Tres pacientes es en realidad muy poco. Debería atender a cuatro todos los días, y lo óptimo sería tener cinco uno o dos días a la semana. Ésos fueron los cálculos que hice cuando empecé a trabajar por mi cuenta.

—En un consultorio privado hay menos papeleo — le dije a Sigurd mientras lo planificábamos sentados en la cocina de nuestro viejo departamento en el parque de Torshov, elaborando el presupuesto en una hoja de Excel—; podría atender a cuatro pacientes todos los días sin problemas, quizá cinco. Cinco la mayoría de los días. Al menos una vez por semana, pero, vamos, no nos vendría mal algo más de dinero.

Nos reímos.

—No vayas a matarte de trabajo... —contestó Sigurd.

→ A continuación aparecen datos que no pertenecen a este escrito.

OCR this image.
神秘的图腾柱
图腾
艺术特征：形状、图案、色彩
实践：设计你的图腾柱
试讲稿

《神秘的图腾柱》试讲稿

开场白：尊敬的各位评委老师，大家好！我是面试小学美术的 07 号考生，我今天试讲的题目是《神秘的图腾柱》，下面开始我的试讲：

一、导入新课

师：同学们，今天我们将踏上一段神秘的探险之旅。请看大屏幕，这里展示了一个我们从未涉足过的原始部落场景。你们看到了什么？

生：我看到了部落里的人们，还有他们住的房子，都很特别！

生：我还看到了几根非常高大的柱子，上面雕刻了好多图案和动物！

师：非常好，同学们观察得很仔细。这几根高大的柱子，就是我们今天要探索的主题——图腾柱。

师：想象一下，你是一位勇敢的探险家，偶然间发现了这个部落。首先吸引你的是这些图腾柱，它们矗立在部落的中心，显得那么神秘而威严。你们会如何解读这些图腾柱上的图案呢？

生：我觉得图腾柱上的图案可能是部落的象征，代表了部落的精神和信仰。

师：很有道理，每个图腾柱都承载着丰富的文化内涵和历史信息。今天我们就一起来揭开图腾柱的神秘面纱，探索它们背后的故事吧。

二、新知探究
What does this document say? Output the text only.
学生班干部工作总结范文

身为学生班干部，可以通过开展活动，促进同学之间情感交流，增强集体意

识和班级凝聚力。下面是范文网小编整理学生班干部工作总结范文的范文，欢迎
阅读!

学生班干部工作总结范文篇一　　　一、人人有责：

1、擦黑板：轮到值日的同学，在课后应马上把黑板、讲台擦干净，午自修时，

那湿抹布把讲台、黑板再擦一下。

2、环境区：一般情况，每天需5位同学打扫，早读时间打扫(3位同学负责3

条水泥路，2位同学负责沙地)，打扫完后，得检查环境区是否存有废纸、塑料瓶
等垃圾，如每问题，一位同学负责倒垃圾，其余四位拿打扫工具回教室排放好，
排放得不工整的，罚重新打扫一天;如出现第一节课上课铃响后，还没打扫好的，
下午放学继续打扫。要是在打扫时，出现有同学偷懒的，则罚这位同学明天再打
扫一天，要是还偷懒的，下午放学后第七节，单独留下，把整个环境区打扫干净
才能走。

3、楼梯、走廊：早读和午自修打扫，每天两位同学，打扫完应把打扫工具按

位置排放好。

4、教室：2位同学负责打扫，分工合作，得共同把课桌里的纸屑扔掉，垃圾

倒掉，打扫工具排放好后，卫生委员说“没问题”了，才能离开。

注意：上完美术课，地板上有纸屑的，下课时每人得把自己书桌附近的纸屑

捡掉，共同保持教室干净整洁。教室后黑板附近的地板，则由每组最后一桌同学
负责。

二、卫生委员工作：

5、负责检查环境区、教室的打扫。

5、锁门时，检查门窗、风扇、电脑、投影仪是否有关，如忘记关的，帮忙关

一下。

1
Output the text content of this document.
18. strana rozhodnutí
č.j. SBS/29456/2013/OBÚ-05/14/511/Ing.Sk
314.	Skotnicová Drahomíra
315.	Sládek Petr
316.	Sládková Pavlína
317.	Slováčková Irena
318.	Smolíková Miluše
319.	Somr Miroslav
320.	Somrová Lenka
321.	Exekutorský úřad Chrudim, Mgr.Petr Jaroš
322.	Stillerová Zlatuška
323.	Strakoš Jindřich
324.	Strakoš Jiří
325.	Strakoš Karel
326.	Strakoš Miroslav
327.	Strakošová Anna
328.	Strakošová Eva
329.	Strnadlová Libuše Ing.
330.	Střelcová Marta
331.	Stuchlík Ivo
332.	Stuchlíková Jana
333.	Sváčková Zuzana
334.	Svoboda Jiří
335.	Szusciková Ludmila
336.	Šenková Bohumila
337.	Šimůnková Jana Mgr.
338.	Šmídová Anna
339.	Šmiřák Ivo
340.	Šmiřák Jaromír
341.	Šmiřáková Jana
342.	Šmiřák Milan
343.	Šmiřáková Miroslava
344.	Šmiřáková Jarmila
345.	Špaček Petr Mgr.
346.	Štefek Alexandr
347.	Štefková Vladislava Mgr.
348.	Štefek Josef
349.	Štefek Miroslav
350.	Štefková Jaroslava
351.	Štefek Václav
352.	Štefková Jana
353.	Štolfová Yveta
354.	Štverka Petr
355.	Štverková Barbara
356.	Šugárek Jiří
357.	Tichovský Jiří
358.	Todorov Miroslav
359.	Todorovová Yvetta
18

—Mira quién habla —repliqué.

Él empezó a trabajar por su cuenta en esa misma época, había hecho sus propios cálculos, que introdujo en la misma hoja de Excel. Mínimo ocho clientes a la vez, aunque si pudieran ser diez, mejor. Ayudaría a los otros socios cuando lo necesitasen; todas las horas contaban.

—Habrá que hacer algunas horas extras —nos dijimos—, pero eso significa más ingresos, es dinero para el bote común.

Ahora casi todos los días tengo tres pacientes y es excepcional que reciba a cinco en una misma jornada. ¿Por qué ha acabado siendo así? Encontrar pacientes resulta más difícil de lo que había esperado, y los adolescentes cancelan sus citas a menudo, pero eso es sólo parte del motivo. Me abrocho los últimos botones de la blusa, que queda cerrada de forma decorosa. Se me olvidó calcular un factor importante aquel día en la cocina de Torshov, con la vieja lámpara de escritorio de Sigurd iluminando la computadora y los papeles sobre los que garabateábamos: el factor humano. Incluso yo, que disfruto de la soledad, necesito de los demás. Descarté a mis compañeros de un plumazo, y jamás habría imaginado que me sentiría sola. Que eso me convertiría en una persona pasiva. Si alguien me hubiese dicho hace un año lo duro que iba a ser promocionarme para conseguir más pacientes, las reticencias con las que iba a encontrarme, no lo habría creído.

Para mí, el desayuno es la mejor comida del día. Me siento frente a la isla de la cocina con el periódico, una rebanada de pan y una taza de café. Prefiero comer sola. Sigurd siempre se va temprano, tras beberse de un trago el café de pie junto a la barra. A mí me gusta tomarme mi tiempo. Leer los artículos de opinión del Aftenposten, las reseñas de cine. Contemplar el día.